Product Management: Wanted to enable new business models via content syndication and improve SEO through dynamic feeds.
External Partners & Aggregators: Required reliable, up-to-date RSS feeds to power their own platforms and user experiences.
Engineering Team: Needed a low-maintenance, scalable solution to reduce manual work and improve system reliability.
I led the design and development of a serverless RSS feed generator using Google Cloud Functions integrated with Elasticsearch. This service dynamically queries live content indexes to produce customized RSS feeds on demand, based on filters like tags, categories, and publication dates.
This architecture eliminated the need for manual feed updates and allowed non-technical teams to launch and manage new feeds independently through configurable parameters.
Accelerated content delivery from hours/days to real-time, enhancing partner satisfaction and enabling faster time-to-market for campaigns.
Reduced operational costs by automating a previously manual process, freeing engineering resources for strategic projects.
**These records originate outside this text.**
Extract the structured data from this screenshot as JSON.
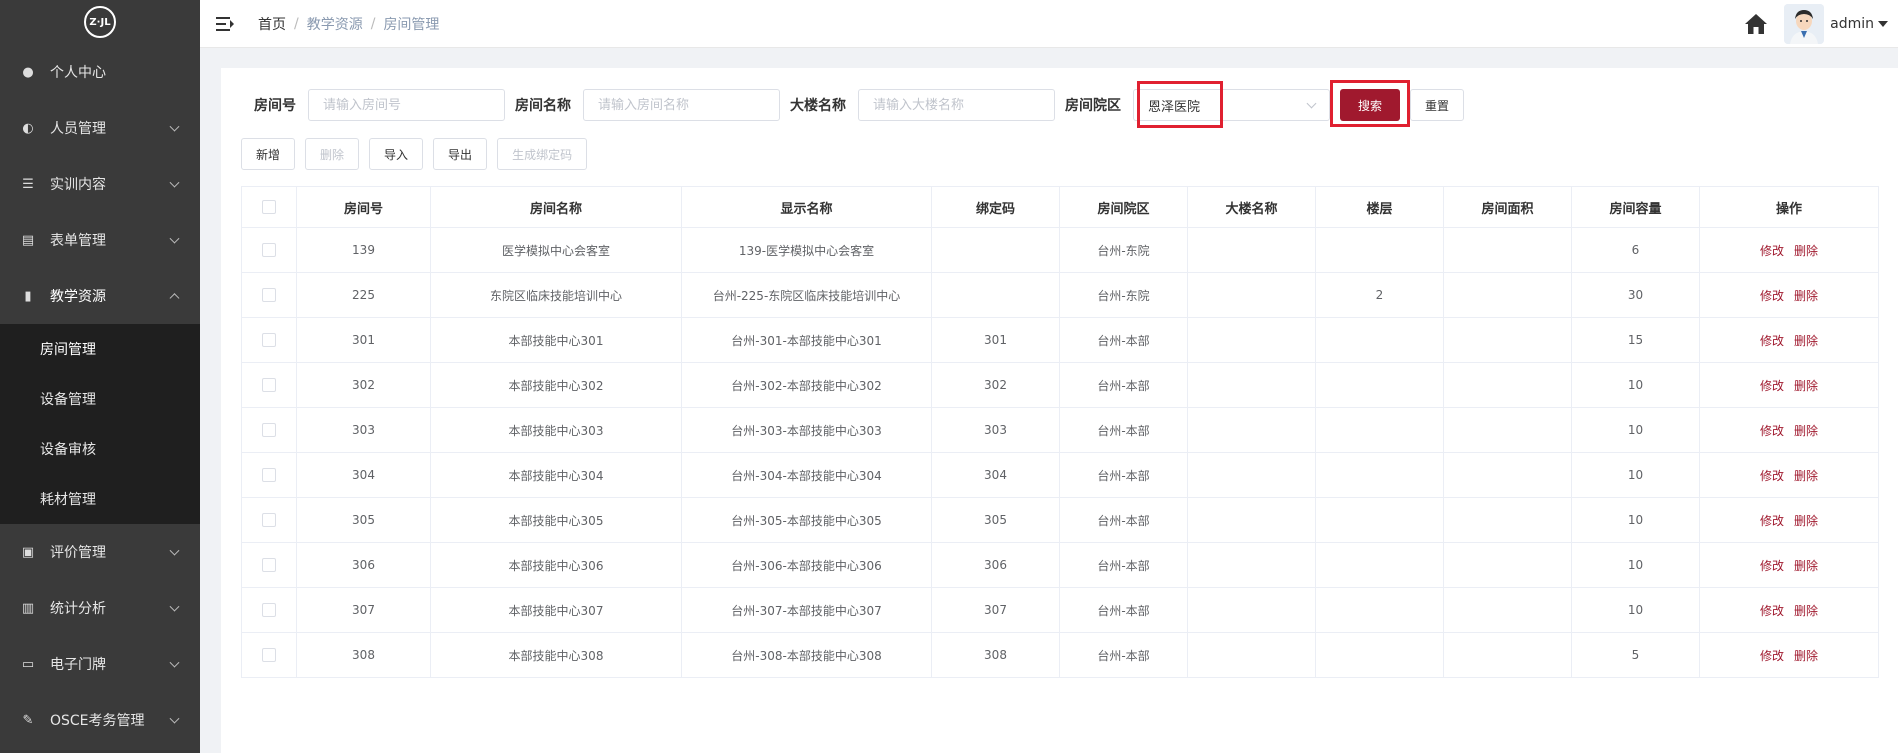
{
  "sidebar": {
    "logo_text": "Z·JL",
    "items": [
      {
        "label": "个人中心",
        "icon": "user-icon",
        "glyph": "●"
      },
      {
        "label": "人员管理",
        "icon": "users-icon",
        "glyph": "◐"
      },
      {
        "label": "实训内容",
        "icon": "list-icon",
        "glyph": "☰"
      },
      {
        "label": "表单管理",
        "icon": "form-icon",
        "glyph": "▤"
      },
      {
        "label": "教学资源",
        "icon": "book-icon",
        "glyph": "▮"
      }
    ],
    "submenu": [
      {
        "label": "房间管理"
      },
      {
        "label": "设备管理"
      },
      {
        "label": "设备审核"
      },
      {
        "label": "耗材管理"
      }
    ],
    "items_after": [
      {
        "label": "评价管理",
        "icon": "evaluation-icon",
        "glyph": "▣"
      },
      {
        "label": "统计分析",
        "icon": "bar-chart-icon",
        "glyph": "▥"
      },
      {
        "label": "电子门牌",
        "icon": "monitor-icon",
        "glyph": "▭"
      },
      {
        "label": "OSCE考务管理",
        "icon": "edit-icon",
        "glyph": "✎"
      }
    ]
  },
  "header": {
    "breadcrumb": [
      "首页",
      "教学资源",
      "房间管理"
    ],
    "username": "admin"
  },
  "search": {
    "room_no_label": "房间号",
    "room_no_placeholder": "请输入房间号",
    "room_name_label": "房间名称",
    "room_name_placeholder": "请输入房间名称",
    "building_label": "大楼名称",
    "building_placeholder": "请输入大楼名称",
    "campus_label": "房间院区",
    "campus_value": "恩泽医院",
    "search_button": "搜索",
    "reset_button": "重置"
  },
  "actions": {
    "add": "新增",
    "delete": "删除",
    "import": "导入",
    "export": "导出",
    "generate_code": "生成绑定码"
  },
  "table": {
    "columns": [
      "房间号",
      "房间名称",
      "显示名称",
      "绑定码",
      "房间院区",
      "大楼名称",
      "楼层",
      "房间面积",
      "房间容量",
      "操作"
    ],
    "rows": [
      {
        "no": "139",
        "name": "医学模拟中心会客室",
        "display": "139-医学模拟中心会客室",
        "code": "",
        "campus": "台州-东院",
        "building": "",
        "floor": "",
        "area": "",
        "capacity": "6"
      },
      {
        "no": "225",
        "name": "东院区临床技能培训中心",
        "display": "台州-225-东院区临床技能培训中心",
        "code": "",
        "campus": "台州-东院",
        "building": "",
        "floor": "2",
        "area": "",
        "capacity": "30"
      },
      {
        "no": "301",
        "name": "本部技能中心301",
        "display": "台州-301-本部技能中心301",
        "code": "301",
        "campus": "台州-本部",
        "building": "",
        "floor": "",
        "area": "",
        "capacity": "15"
      },
      {
        "no": "302",
        "name": "本部技能中心302",
        "display": "台州-302-本部技能中心302",
        "code": "302",
        "campus": "台州-本部",
        "building": "",
        "floor": "",
        "area": "",
        "capacity": "10"
      },
      {
        "no": "303",
        "name": "本部技能中心303",
        "display": "台州-303-本部技能中心303",
        "code": "303",
        "campus": "台州-本部",
        "building": "",
        "floor": "",
        "area": "",
        "capacity": "10"
      },
      {
        "no": "304",
        "name": "本部技能中心304",
        "display": "台州-304-本部技能中心304",
        "code": "304",
        "campus": "台州-本部",
        "building": "",
        "floor": "",
        "area": "",
        "capacity": "10"
      },
      {
        "no": "305",
        "name": "本部技能中心305",
        "display": "台州-305-本部技能中心305",
        "code": "305",
        "campus": "台州-本部",
        "building": "",
        "floor": "",
        "area": "",
        "capacity": "10"
      },
      {
        "no": "306",
        "name": "本部技能中心306",
        "display": "台州-306-本部技能中心306",
        "code": "306",
        "campus": "台州-本部",
        "building": "",
        "floor": "",
        "area": "",
        "capacity": "10"
      },
      {
        "no": "307",
        "name": "本部技能中心307",
        "display": "台州-307-本部技能中心307",
        "code": "307",
        "campus": "台州-本部",
        "building": "",
        "floor": "",
        "area": "",
        "capacity": "10"
      },
      {
        "no": "308",
        "name": "本部技能中心308",
        "display": "台州-308-本部技能中心308",
        "code": "308",
        "campus": "台州-本部",
        "building": "",
        "floor": "",
        "area": "",
        "capacity": "5"
      }
    ],
    "op_edit": "修改",
    "op_delete": "删除"
  },
  "colors": {
    "primary": "#a0192e",
    "sidebar_bg": "#3a3a3a",
    "submenu_bg": "#1f1f1f",
    "highlight": "#e02030"
  }
}
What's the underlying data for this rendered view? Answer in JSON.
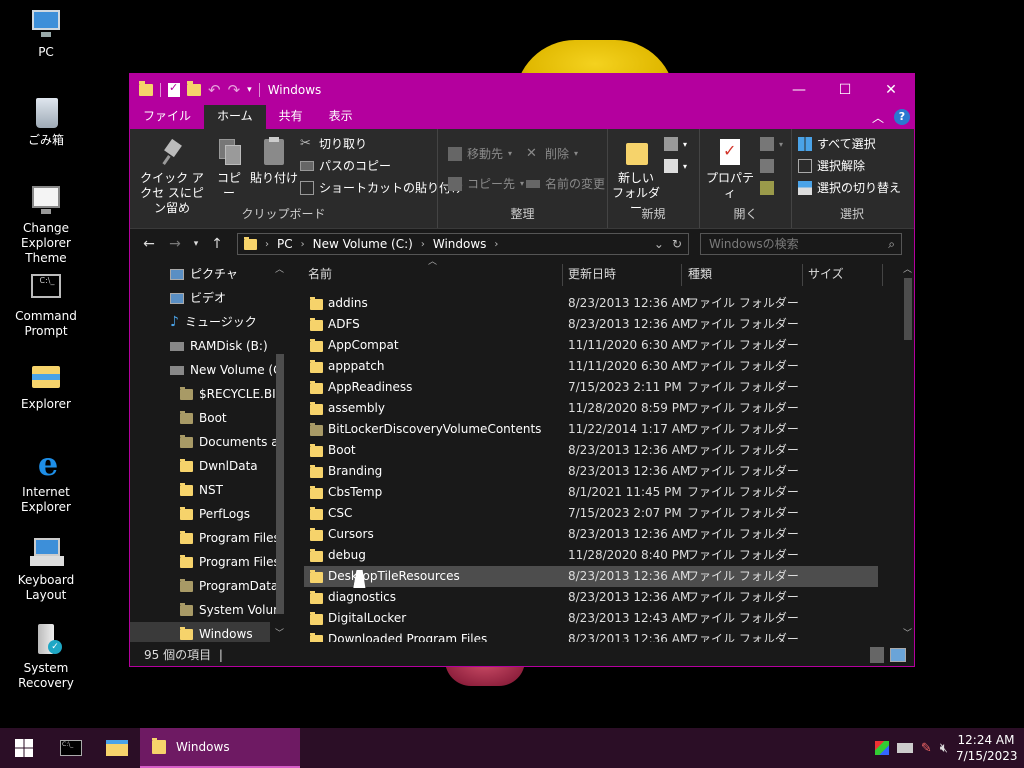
{
  "desktop": {
    "icons": [
      {
        "label": "PC",
        "icon": "pc-icon"
      },
      {
        "label": "ごみ箱",
        "icon": "recycle-bin-icon"
      },
      {
        "label": "Change Explorer Theme",
        "icon": "theme-icon"
      },
      {
        "label": "Command Prompt",
        "icon": "cmd-icon"
      },
      {
        "label": "Explorer",
        "icon": "explorer-icon"
      },
      {
        "label": "Internet Explorer",
        "icon": "ie-icon"
      },
      {
        "label": "Keyboard Layout",
        "icon": "keyboard-icon"
      },
      {
        "label": "System Recovery",
        "icon": "recovery-icon"
      }
    ]
  },
  "window": {
    "title": "Windows",
    "accent": "#b4009e",
    "tabs": {
      "file": "ファイル",
      "home": "ホーム",
      "share": "共有",
      "view": "表示"
    },
    "ribbon": {
      "clipboard": {
        "name": "クリップボード",
        "pin": "クイック アクセ スにピン留め",
        "copy": "コピー",
        "paste": "貼り付け",
        "cut": "切り取り",
        "copy_path": "パスのコピー",
        "paste_shortcut": "ショートカットの貼り付け"
      },
      "organize": {
        "name": "整理",
        "move_to": "移動先",
        "copy_to": "コピー先",
        "delete": "削除",
        "rename": "名前の変更"
      },
      "new": {
        "name": "新規",
        "new_folder": "新しい フォルダー"
      },
      "open": {
        "name": "開く",
        "properties": "プロパティ"
      },
      "select": {
        "name": "選択",
        "select_all": "すべて選択",
        "select_none": "選択解除",
        "invert": "選択の切り替え"
      }
    },
    "address": {
      "crumbs": [
        "PC",
        "New Volume (C:)",
        "Windows"
      ],
      "search_placeholder": "Windowsの検索"
    },
    "nav": [
      {
        "label": "ピクチャ",
        "type": "pictures"
      },
      {
        "label": "ビデオ",
        "type": "videos"
      },
      {
        "label": "ミュージック",
        "type": "music"
      },
      {
        "label": "RAMDisk (B:)",
        "type": "drive"
      },
      {
        "label": "New Volume (C",
        "type": "drive"
      },
      {
        "label": "$RECYCLE.BIN",
        "type": "gray"
      },
      {
        "label": "Boot",
        "type": "gray"
      },
      {
        "label": "Documents a",
        "type": "gray"
      },
      {
        "label": "DwnlData",
        "type": "folder"
      },
      {
        "label": "NST",
        "type": "folder"
      },
      {
        "label": "PerfLogs",
        "type": "folder"
      },
      {
        "label": "Program Files",
        "type": "folder"
      },
      {
        "label": "Program Files",
        "type": "folder"
      },
      {
        "label": "ProgramData",
        "type": "gray"
      },
      {
        "label": "System Volum",
        "type": "gray"
      },
      {
        "label": "Windows",
        "type": "folder"
      }
    ],
    "columns": {
      "name": "名前",
      "date": "更新日時",
      "type": "種類",
      "size": "サイズ"
    },
    "files": [
      {
        "name": "addins",
        "date": "8/23/2013 12:36 AM",
        "type": "ファイル フォルダー"
      },
      {
        "name": "ADFS",
        "date": "8/23/2013 12:36 AM",
        "type": "ファイル フォルダー"
      },
      {
        "name": "AppCompat",
        "date": "11/11/2020 6:30 AM",
        "type": "ファイル フォルダー"
      },
      {
        "name": "apppatch",
        "date": "11/11/2020 6:30 AM",
        "type": "ファイル フォルダー"
      },
      {
        "name": "AppReadiness",
        "date": "7/15/2023 2:11 PM",
        "type": "ファイル フォルダー"
      },
      {
        "name": "assembly",
        "date": "11/28/2020 8:59 PM",
        "type": "ファイル フォルダー"
      },
      {
        "name": "BitLockerDiscoveryVolumeContents",
        "date": "11/22/2014 1:17 AM",
        "type": "ファイル フォルダー"
      },
      {
        "name": "Boot",
        "date": "8/23/2013 12:36 AM",
        "type": "ファイル フォルダー"
      },
      {
        "name": "Branding",
        "date": "8/23/2013 12:36 AM",
        "type": "ファイル フォルダー"
      },
      {
        "name": "CbsTemp",
        "date": "8/1/2021 11:45 PM",
        "type": "ファイル フォルダー"
      },
      {
        "name": "CSC",
        "date": "7/15/2023 2:07 PM",
        "type": "ファイル フォルダー"
      },
      {
        "name": "Cursors",
        "date": "8/23/2013 12:36 AM",
        "type": "ファイル フォルダー"
      },
      {
        "name": "debug",
        "date": "11/28/2020 8:40 PM",
        "type": "ファイル フォルダー"
      },
      {
        "name": "DesktopTileResources",
        "date": "8/23/2013 12:36 AM",
        "type": "ファイル フォルダー"
      },
      {
        "name": "diagnostics",
        "date": "8/23/2013 12:36 AM",
        "type": "ファイル フォルダー"
      },
      {
        "name": "DigitalLocker",
        "date": "8/23/2013 12:43 AM",
        "type": "ファイル フォルダー"
      },
      {
        "name": "Downloaded Program Files",
        "date": "8/23/2013 12:36 AM",
        "type": "ファイル フォルダー"
      }
    ],
    "status": "95 個の項目"
  },
  "taskbar": {
    "active_label": "Windows",
    "time": "12:24 AM",
    "date": "7/15/2023"
  }
}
Expanded business opportunities by supporting syndication deals with new partners and improving SEO rankings through dynamic, targeted feeds.
Increased content reach and engagement, directly contributing to revenue growth and brand visibility.
Design and implement a dynamic RSS feed generator that could:
Pull relevant, real-time data from Elasticsearch
Be hosted and triggered on demand via Google Cloud Functions
Serve different content categories based on query parameters
As the lead solution engineer and architect, I:
Collaborated with product managers and marketing teams to define requirements that maximize business impact
Presented solution benefits to partners and sales teams, enabling better positioning and faster adoption
Supported go-to-market strategies by ensuring the product’s technical strengths aligned with market demands
Provided technical demos and training to business users and external clients to facilitate onboarding
Gathered feedback from stakeholders to prioritize features that deliver the greatest ROI
Designed the system integration between Elasticsearch and the cloud function
Created the query structure and handled index configuration
Developed and deployed the Cloud Function to dynamically return valid RSS XML
Collaborated with product and marketing teams to define content types and metadata
Google Cloud Functions (Node.js / PHP / Python)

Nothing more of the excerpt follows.